Jakarta: Australian beef farmers will see the tariffs on their meat exports to Indonesia cut to zero under the free trade agreement recently signed by the two nations.
And the number of live cattle that can be exported will be set at 575,000 – up from 512,871- and will rise by 4 per cent a year to 700,000 heads over the next six years.
Cattle wait on a road train in Darwin to be loaded onto ships for live export.
Tariffs on boxed beef – nearly 50,000 tonnes of which was sold last year – will fall from 5 per cent to 2.5 per cent when the deal is formally signed off, and then down to zero by year five.
Farmers will also be able to plan their for the longer term, with Indonesia's requirement for exporters to acquire a quarterly permit formally replaced by a system of annual permits.
These changes – additional details have emerged only in the days since the free trade deal was finalised – will all deliver benefits to Australian farmers, according to Cattle Council Chief Executive Margo Andrae.
And they come at a time when the drought, a weaker Rupiah and cheaper imports of Indian Buffalo meat are all hurting the live cattle and frozen beef trades.
Cattle bound for live export at an yard south of Darwin after the Indonesian government issued another 50,000 permits for live cattle out of Northern Australia last year.

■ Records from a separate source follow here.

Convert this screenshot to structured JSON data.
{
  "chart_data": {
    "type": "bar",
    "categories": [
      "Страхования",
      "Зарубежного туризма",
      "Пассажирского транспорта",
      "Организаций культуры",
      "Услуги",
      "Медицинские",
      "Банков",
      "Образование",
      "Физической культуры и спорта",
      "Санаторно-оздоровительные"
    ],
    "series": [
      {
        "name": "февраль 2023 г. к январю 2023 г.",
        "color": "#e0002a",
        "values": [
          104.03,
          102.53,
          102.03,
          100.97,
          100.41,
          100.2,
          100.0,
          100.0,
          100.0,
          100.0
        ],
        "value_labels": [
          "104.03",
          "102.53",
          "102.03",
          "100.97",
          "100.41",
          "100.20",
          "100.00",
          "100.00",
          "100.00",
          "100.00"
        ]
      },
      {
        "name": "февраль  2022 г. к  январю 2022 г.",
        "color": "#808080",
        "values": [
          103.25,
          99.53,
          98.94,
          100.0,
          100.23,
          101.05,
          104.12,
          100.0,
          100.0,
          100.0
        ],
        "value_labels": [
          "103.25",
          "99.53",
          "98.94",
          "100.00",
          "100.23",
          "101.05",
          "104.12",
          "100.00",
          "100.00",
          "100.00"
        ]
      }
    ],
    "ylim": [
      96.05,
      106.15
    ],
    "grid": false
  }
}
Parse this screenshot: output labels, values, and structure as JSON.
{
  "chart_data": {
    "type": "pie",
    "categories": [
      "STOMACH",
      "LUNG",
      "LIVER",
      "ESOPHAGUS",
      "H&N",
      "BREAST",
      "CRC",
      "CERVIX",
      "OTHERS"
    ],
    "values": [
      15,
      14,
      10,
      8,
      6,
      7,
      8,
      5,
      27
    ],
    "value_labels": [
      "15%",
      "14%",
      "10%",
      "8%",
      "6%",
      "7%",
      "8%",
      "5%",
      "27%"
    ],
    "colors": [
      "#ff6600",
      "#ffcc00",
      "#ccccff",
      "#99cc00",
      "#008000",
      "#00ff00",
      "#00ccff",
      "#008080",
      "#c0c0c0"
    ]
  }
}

Ms Andrae said the Indonesian-Australian Comprehensive Economic Partnership agreement – the FTA's full title – would help beef exporters who are struggling at present.
In her first visit to Indonesia, Ms Andrae has been touring the feedlots and markets, and meeting with local producers to understand the complexities of a trade that is vital to both countries.
The system put in place after the infamous – and diplomatically disastrous – suspension of the live cattle trade by the Gillard government in 2011 now means there are about 100 abattoirs that have been certified to slaughter Australian cattle.
Even in 2018, Ms Andrae said, the importance of the live cattle trade to Indonesia is still stressed by authorities.
"It's a key message from every Indonesian government official we've met. And for northern Australia, it's a vital trade too."
"They [Indonesia] will never be completely self-sufficient [for beef]…they are quite open about that, they just don’t have the land mass."
"But they really want to build their own herd here, and Australia has those technical skills too."
But it's the combination of drought – which has reduced the number of cattle being farmed – currency fluctuations and cheaper Indian meat that most concern her.
Frozen Indian buffalo meat costs about $8 per kilo.
Fresh beef sourced from Australian live exports costs about $11 per kilo, while frozen Australian beef is about the same price, but prices can rise much higher for premium wagyu.
"The thing I've heard from every producer is that the price of Australia cattle is just too high for them. So we have been explaining about the drought, and [how that has effected] supply".
In addition, the Indonesian government caps the prices that feedlots, abattoirs and retailers can charge for beef.
Some local producers in Indonesia can't understand why Canberra won't do the same, to help beef exporters remain competitive.
Ms Andrae has had to explain to locals that the Australian government doesn't interfere with or set beef prices.